Comment by 10101

5 years ago

so where are russian words?

What you wrote is mix of Cyrrilic alphabet, the Greek alphabet, early Cyrillic/Glagolitic letters like Ѣ and Ѧ.

And why you wrote Ѧ ЗВѢР'Е', while on the picture it's Ѧ ЗВѢРЄ? Does Russian alphabet have Є letter?

> Does Russian alphabet have Є letter?

This should resolve your confusion: https://en.wikipedia.org/wiki/Ukrainian_Ye#Old_Slavonic.2C_O...

I believe, U+0415 ("E") is a valid character to use there. Sadly, there's no way to denote that the text is in Old Slavonic and should use different script so this "E" would be rendered visually similar to "Є".

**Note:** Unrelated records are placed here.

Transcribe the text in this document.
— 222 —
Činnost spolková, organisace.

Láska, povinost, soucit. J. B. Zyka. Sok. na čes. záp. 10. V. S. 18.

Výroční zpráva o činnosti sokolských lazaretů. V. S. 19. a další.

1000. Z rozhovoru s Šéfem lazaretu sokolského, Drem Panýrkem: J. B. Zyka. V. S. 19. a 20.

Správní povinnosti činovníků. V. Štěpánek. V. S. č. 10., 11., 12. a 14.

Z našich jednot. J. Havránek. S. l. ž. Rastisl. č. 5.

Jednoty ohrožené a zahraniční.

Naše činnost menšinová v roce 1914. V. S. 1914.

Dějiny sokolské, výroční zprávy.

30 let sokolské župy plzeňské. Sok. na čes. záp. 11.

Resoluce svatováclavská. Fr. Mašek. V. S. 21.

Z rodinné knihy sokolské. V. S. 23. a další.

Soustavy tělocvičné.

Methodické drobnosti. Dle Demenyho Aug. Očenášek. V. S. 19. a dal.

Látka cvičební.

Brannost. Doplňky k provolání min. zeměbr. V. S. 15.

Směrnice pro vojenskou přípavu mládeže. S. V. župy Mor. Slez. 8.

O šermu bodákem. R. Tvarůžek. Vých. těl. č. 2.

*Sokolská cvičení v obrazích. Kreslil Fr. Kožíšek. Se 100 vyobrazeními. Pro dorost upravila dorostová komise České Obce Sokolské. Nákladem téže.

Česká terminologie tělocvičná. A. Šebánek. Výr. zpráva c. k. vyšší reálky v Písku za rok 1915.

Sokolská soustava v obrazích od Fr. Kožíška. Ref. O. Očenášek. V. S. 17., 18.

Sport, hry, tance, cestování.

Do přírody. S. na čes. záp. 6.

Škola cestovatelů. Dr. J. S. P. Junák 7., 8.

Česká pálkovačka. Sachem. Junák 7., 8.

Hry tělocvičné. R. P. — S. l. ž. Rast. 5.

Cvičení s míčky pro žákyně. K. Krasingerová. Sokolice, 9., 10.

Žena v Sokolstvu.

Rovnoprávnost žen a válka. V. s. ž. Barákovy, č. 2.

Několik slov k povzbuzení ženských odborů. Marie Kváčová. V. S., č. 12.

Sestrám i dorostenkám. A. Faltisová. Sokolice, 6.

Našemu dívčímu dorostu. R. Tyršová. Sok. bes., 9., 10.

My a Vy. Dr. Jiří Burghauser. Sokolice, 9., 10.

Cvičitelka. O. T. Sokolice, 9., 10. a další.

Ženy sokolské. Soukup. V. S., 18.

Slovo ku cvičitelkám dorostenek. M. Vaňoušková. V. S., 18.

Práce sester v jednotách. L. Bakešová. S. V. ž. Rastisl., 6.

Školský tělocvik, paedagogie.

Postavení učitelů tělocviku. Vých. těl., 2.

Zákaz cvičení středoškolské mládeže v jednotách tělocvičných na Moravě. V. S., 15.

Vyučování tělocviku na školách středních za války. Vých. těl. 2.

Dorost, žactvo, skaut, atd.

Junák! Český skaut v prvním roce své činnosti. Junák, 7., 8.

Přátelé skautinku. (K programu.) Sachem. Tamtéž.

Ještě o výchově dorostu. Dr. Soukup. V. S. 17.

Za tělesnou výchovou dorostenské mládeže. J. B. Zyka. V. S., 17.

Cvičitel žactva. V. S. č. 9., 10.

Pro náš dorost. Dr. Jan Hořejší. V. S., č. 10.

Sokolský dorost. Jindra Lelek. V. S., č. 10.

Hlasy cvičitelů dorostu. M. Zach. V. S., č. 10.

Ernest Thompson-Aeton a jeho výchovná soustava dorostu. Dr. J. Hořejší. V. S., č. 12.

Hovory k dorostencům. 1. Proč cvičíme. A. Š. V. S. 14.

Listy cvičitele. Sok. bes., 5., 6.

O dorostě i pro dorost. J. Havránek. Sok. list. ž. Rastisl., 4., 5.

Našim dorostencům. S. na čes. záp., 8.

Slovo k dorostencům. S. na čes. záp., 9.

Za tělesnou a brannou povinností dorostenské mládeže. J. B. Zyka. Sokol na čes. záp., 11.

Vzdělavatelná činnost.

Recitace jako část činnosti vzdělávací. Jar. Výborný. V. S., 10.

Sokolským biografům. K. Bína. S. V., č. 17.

While Unicode code points typically correspond to graphemes, that's not always true. Similar issues exist with Chinese, Japanese and Korean languages, as Unicode (see https://en.wikipedia.org/wiki/Han_unification#Graphemes_vers... - it has an example with Latin small letter "a")

>so where are russian words?

Like, all of them? At least, "words comprehensible to a Russian-speaker".

>Does Russian alphabet have Є letter?

Ukrainian still does. It's closer to the Old Church Slavonic. And the Ѣ was only dropped 100 years ago by the commies.

Regardless, nobody is saying that the beresty are modern Russian, just that it's in a Slavic language (and one comprehensible to modern-day Russian speakers). What's your point, exactly?